- Location: Sebastopol, California
- Coordinates: 38°31′46″N 122°29′27″W﻿ / ﻿38.529472°N 122.490705°W 38.4932° N 122.8212 °W
- Founded: 1997
- Key people: Dan Kosta, co-founder Michael Browne, co-founder
- Parent company: Duckhorn Wine Company
- Known for: Sonoma Coast Pinot Noir
- Varietals: Pinot Noir, Chardonnay
- Tasting: By Appointment Only
- Website: kostabrowne.com

= Kosta Browne =

Winery in California

Kosta Browne is a winery in Sebastopol, California, specializing in Pinot Noir. Kosta Browne was founded in 1997 and is currently owned by Duckhorn Wine Company.

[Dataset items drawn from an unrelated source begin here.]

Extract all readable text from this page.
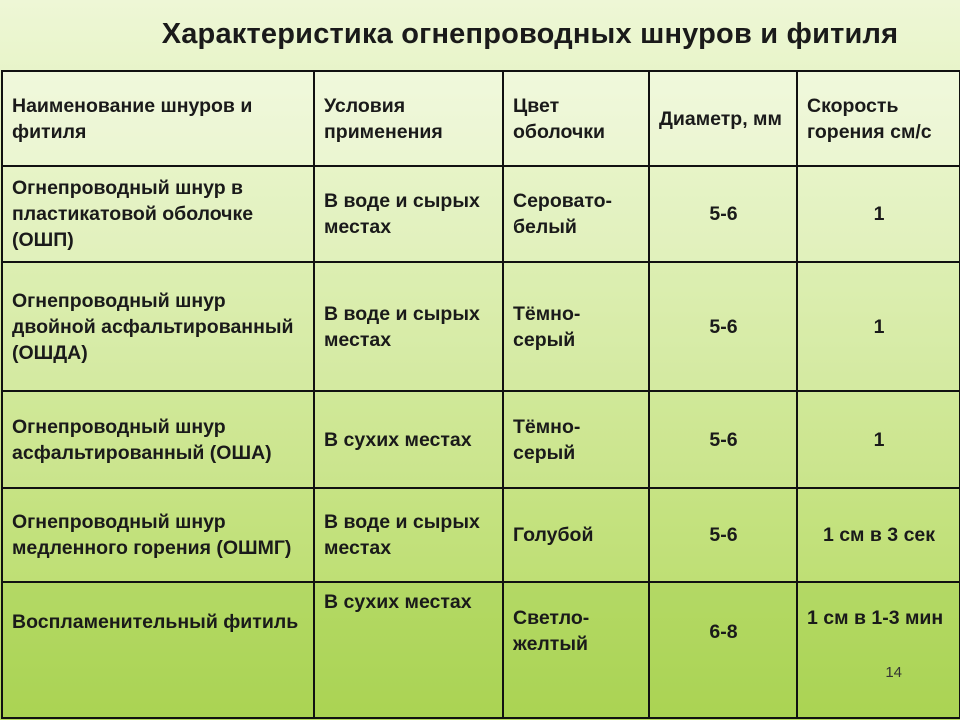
Характеристика огнепроводных шнуров и фитиля
Наименование шнуров и фитиля	Условия применения	Цвет оболочки	Диаметр, мм	Скорость горения см/с
Огнепроводный шнур в пластикатовой оболочке (ОШП)	В воде и сырых местах	Серовато-белый	5-6	1
Огнепроводный шнур двойной асфальтированный (ОШДА)	В воде и сырых местах	Тёмно-серый	5-6	1
Огнепроводный шнур асфальтированный (ОША)	В сухих местах	Тёмно-серый	5-6	1
Огнепроводный шнур медленного горения (ОШМГ)	В воде и сырых местах	Голубой	5-6	1 см в 3 сек
Воспламенительный фитиль	В сухих местах	Светло-желтый	6-8	1 см в 1-3 мин
14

== History and production ==
In 1997, Dan Kosta and Michael Browne founded Kosta Browne Winery. Their 2009 Sonoma Coast Pinor Noir won Wine Spectators Wine of the Year Award in 2011. The winery relied on purchased grapes until 2013, when they bought a 20-acre vineyard, followed by a 60-acre purchase in Anderson Valley 2016.

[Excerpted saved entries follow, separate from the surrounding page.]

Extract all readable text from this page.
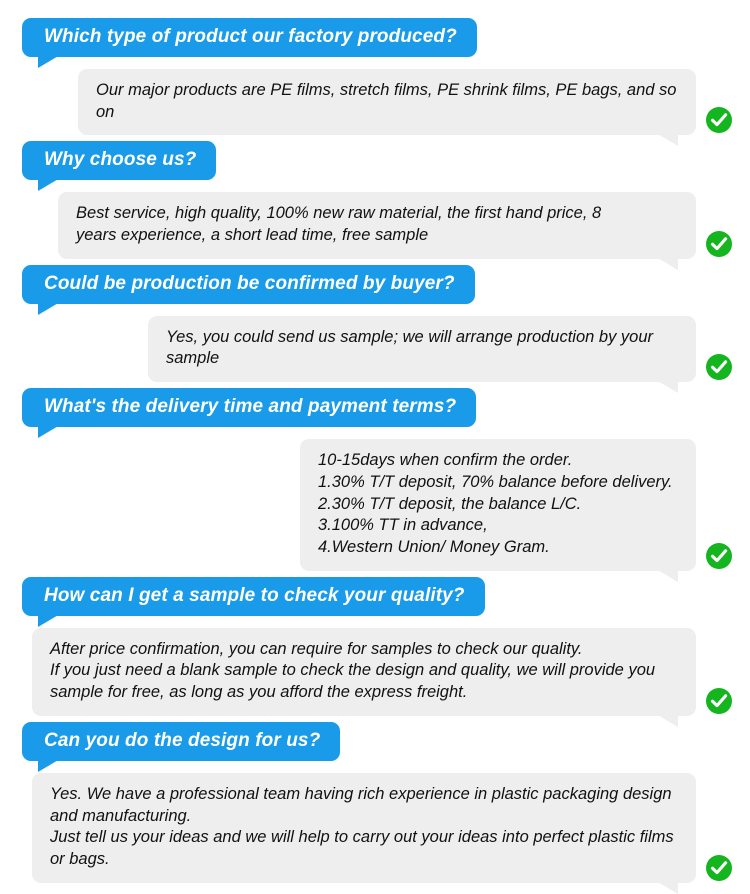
Which type of product our factory produced?
Our major products are PE films, stretch films, PE shrink films, PE bags, and so on
Why choose us?
Best service, high quality, 100% new raw material, the first hand price, 8
years experience, a short lead time, free sample
Could be production be confirmed by buyer?
Yes, you could send us sample; we will arrange production by your sample
What's the delivery time and payment terms?
10-15days when confirm the order.
1.30% T/T deposit, 70% balance before delivery.
2.30% T/T deposit, the balance L/C.
3.100% TT in advance,
4.Western Union/ Money Gram.
How can I get a sample to check your quality?
After price confirmation, you can require for samples to check our quality.
If you just need a blank sample to check the design and quality, we will provide you
sample for free, as long as you afford the express freight.
Can you do the design for us?
Yes. We have a professional team having rich experience in plastic packaging design
and manufacturing.
Just tell us your ideas and we will help to carry out your ideas into perfect plastic films
or bags.
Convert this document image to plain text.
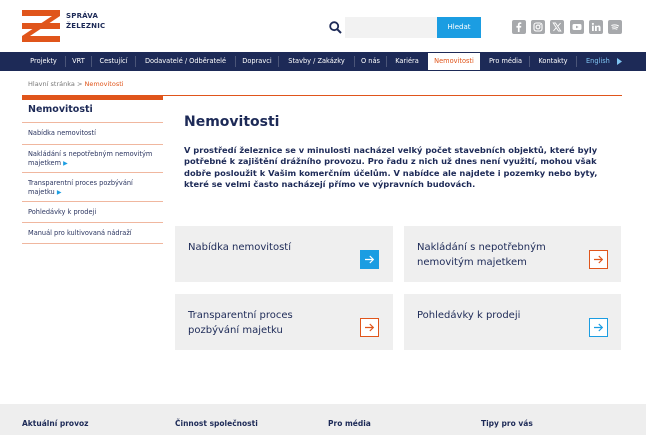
SPRÁVA
ŽELEZNIC	Hledat
Projekty	VRT	Cestující	Dodavatelé / Odběratelé	Dopravci	Stavby / Zakázky	O nás	Kariéra	Nemovitosti	Pro média	Kontakty	English
Hlavní stránka > Nemovitosti
Nemovitosti
Nabídka nemovitostí
Nakládání s nepotřebným nemovitým majetkem ▶
Transparentní proces pozbývání majetku ▶
Pohledávky k prodeji
Manuál pro kultivovaná nádraží
Nemovitosti
V prostředí železnice se v minulosti nacházel velký počet stavebních objektů, které byly potřebné k zajištění drážního provozu. Pro řadu z nich už dnes není využití, mohou však dobře posloužit k Vašim komerčním účelům. V nabídce ale najdete i pozemky nebo byty, které se velmi často nacházejí přímo ve výpravních budovách.
Nabídka nemovitostí	Nakládání s nepotřebným nemovitým majetkem
Transparentní proces pozbývání majetku
Pohledávky k prodeji
Aktuální provoz	Činnost společnosti	Pro média	Tipy pro vás
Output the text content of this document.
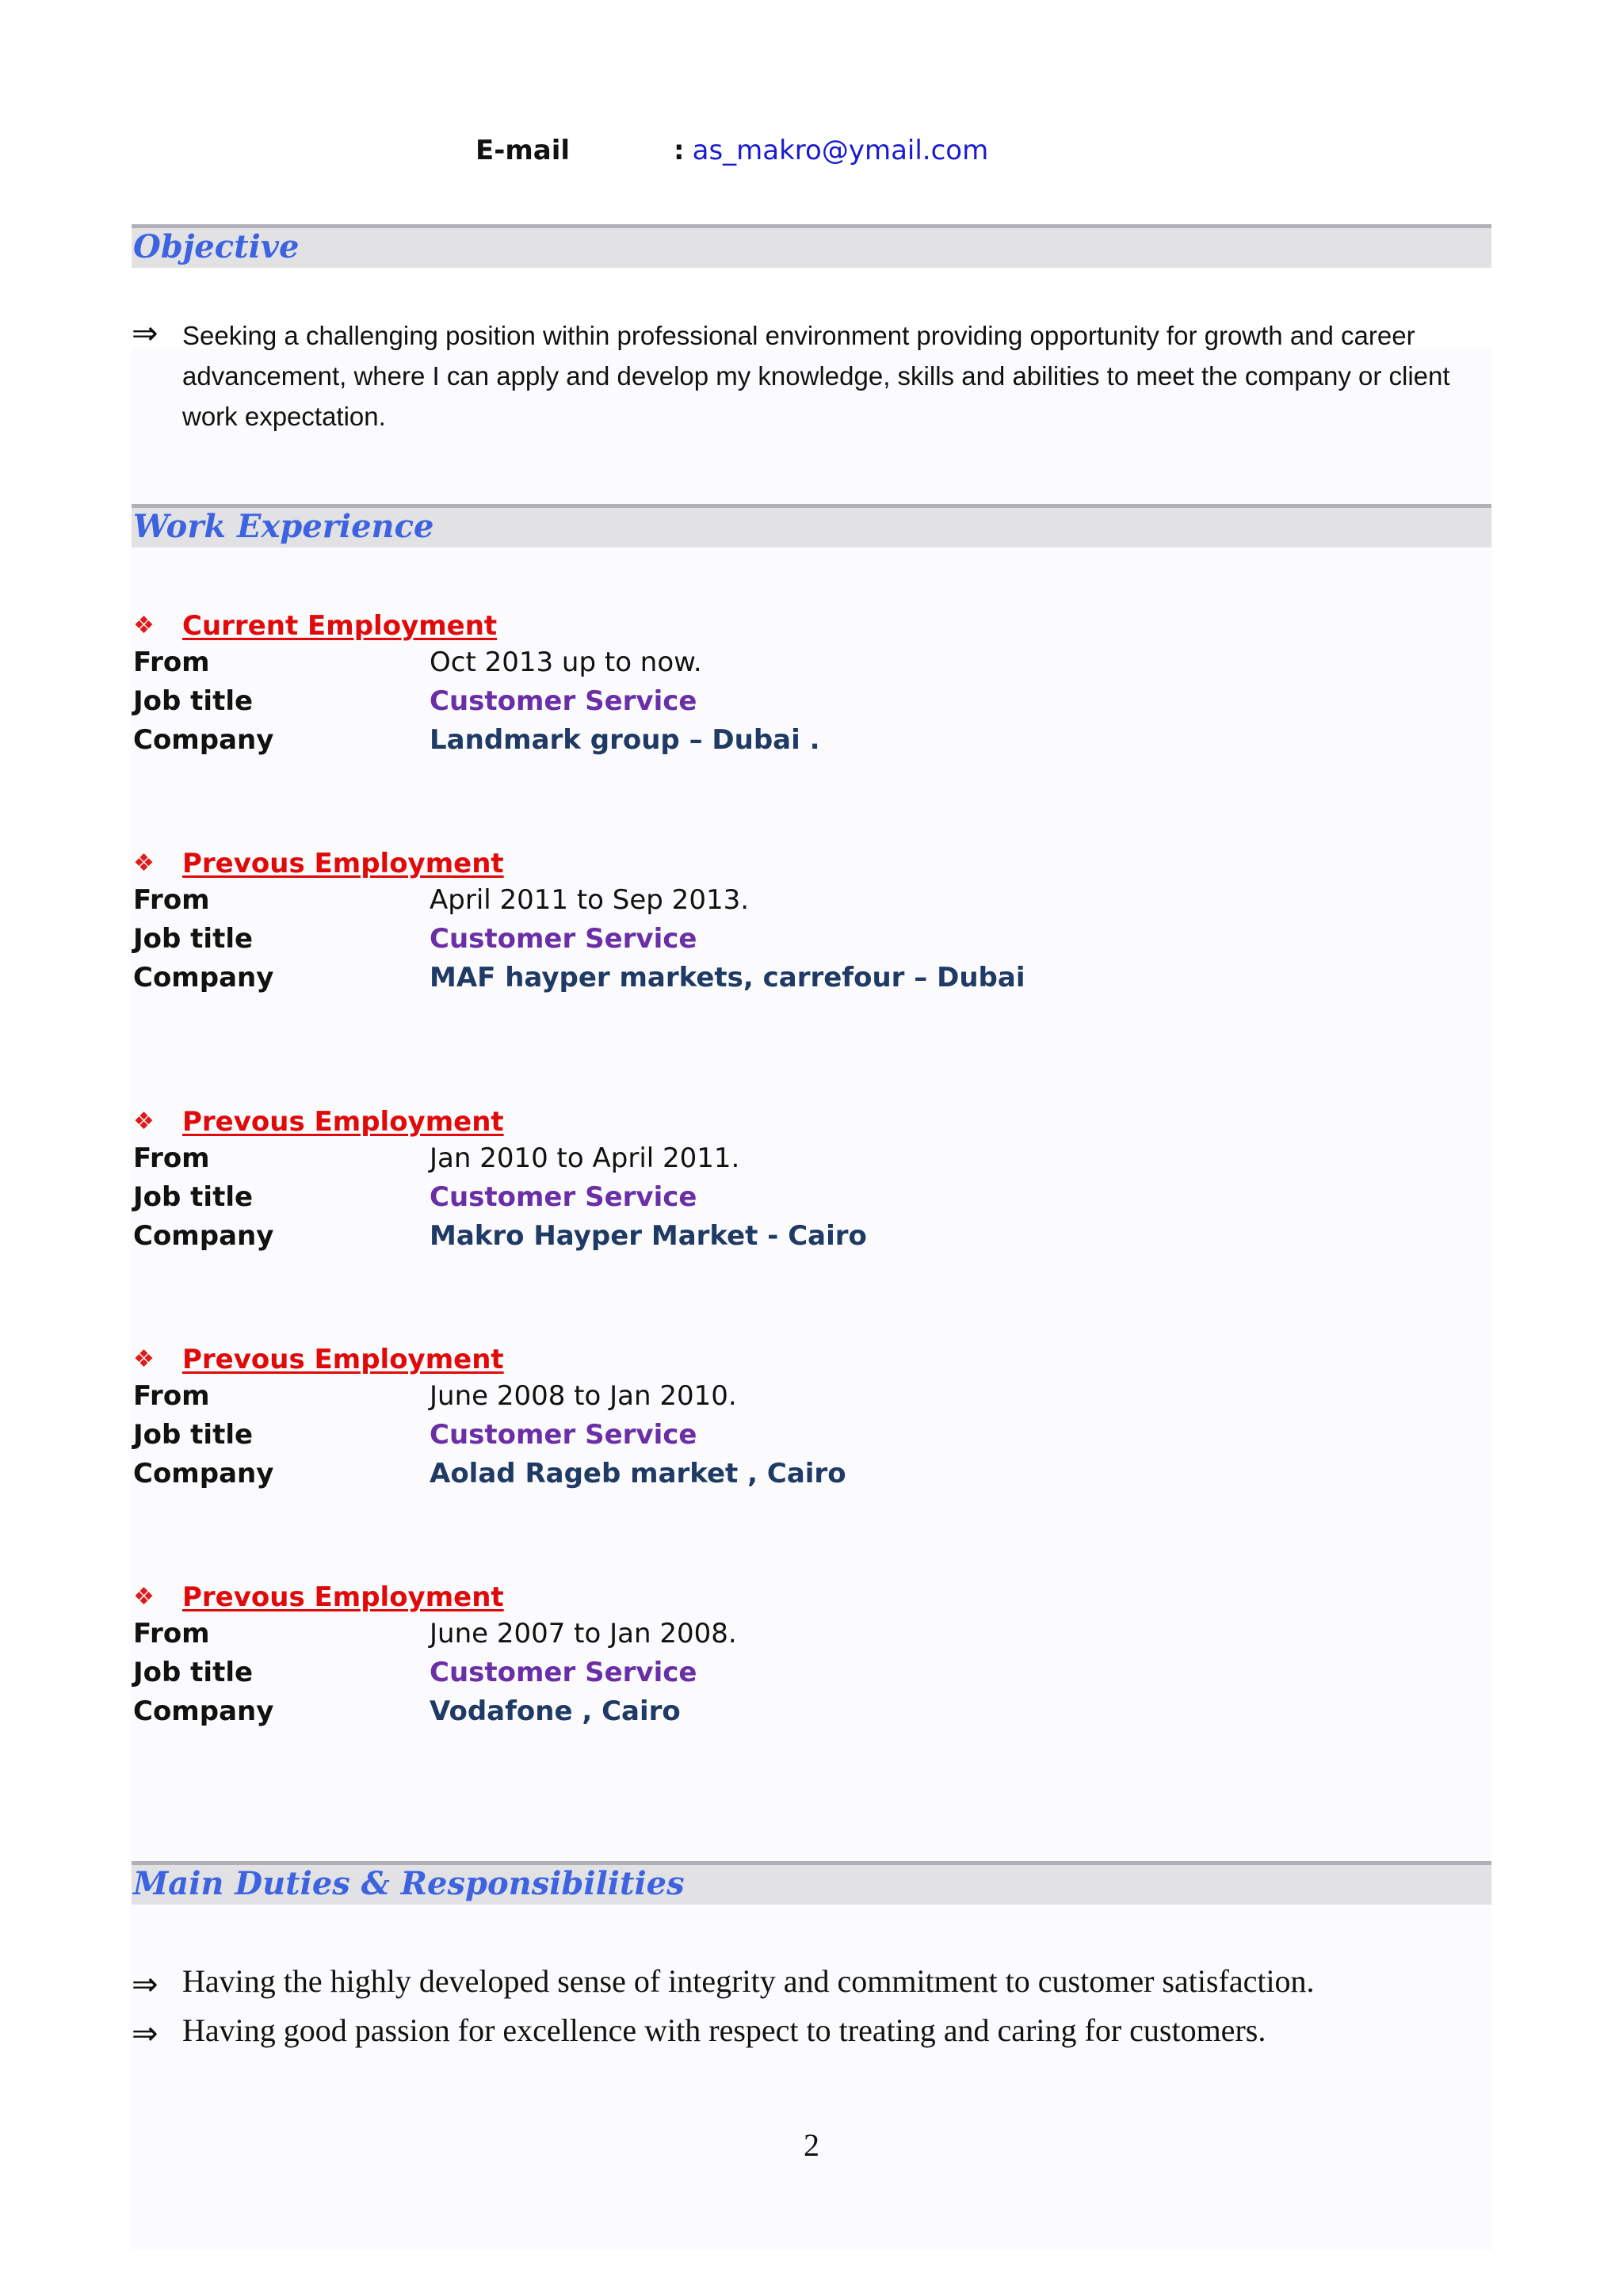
E-mail	: as_makro@ymail.com
Objective
⇒ Seeking a challenging position within professional environment providing opportunity for growth and career advancement, where I can apply and develop my knowledge, skills and abilities to meet the company or client work expectation.
Work Experience
❖ Current Employment
From	Oct 2013 up to now.
Job title	Customer Service
Company	Landmark group – Dubai .
❖ Prevous Employment
From	April 2011 to Sep 2013.
Job title	Customer Service
Company	MAF hayper markets, carrefour – Dubai
❖ Prevous Employment
From	Jan 2010 to April 2011.
Job title	Customer Service
Company	Makro Hayper Market - Cairo
❖ Prevous Employment
From	June 2008 to Jan 2010.
Job title	Customer Service
Company	Aolad Rageb market , Cairo
❖ Prevous Employment
From	June 2007 to Jan 2008.
Job title	Customer Service
Company	Vodafone , Cairo
Main Duties & Responsibilities
⇒ Having the highly developed sense of integrity and commitment to customer satisfaction.
⇒ Having good passion for excellence with respect to treating and caring for customers.
2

Kosta Browne was known for highly extracted wines made from very sugar-rich, ripe grapes, starting with the 2002 and 2003 vintages. Since 2015 the winery has changed its style towards less extraction.

The winery has been sold twice to private-equity firms; in 2015, to J.W. Childs Associates; and in 2018, to the Duckhorn Wine Company, which is owned by TSG Consumer Partners.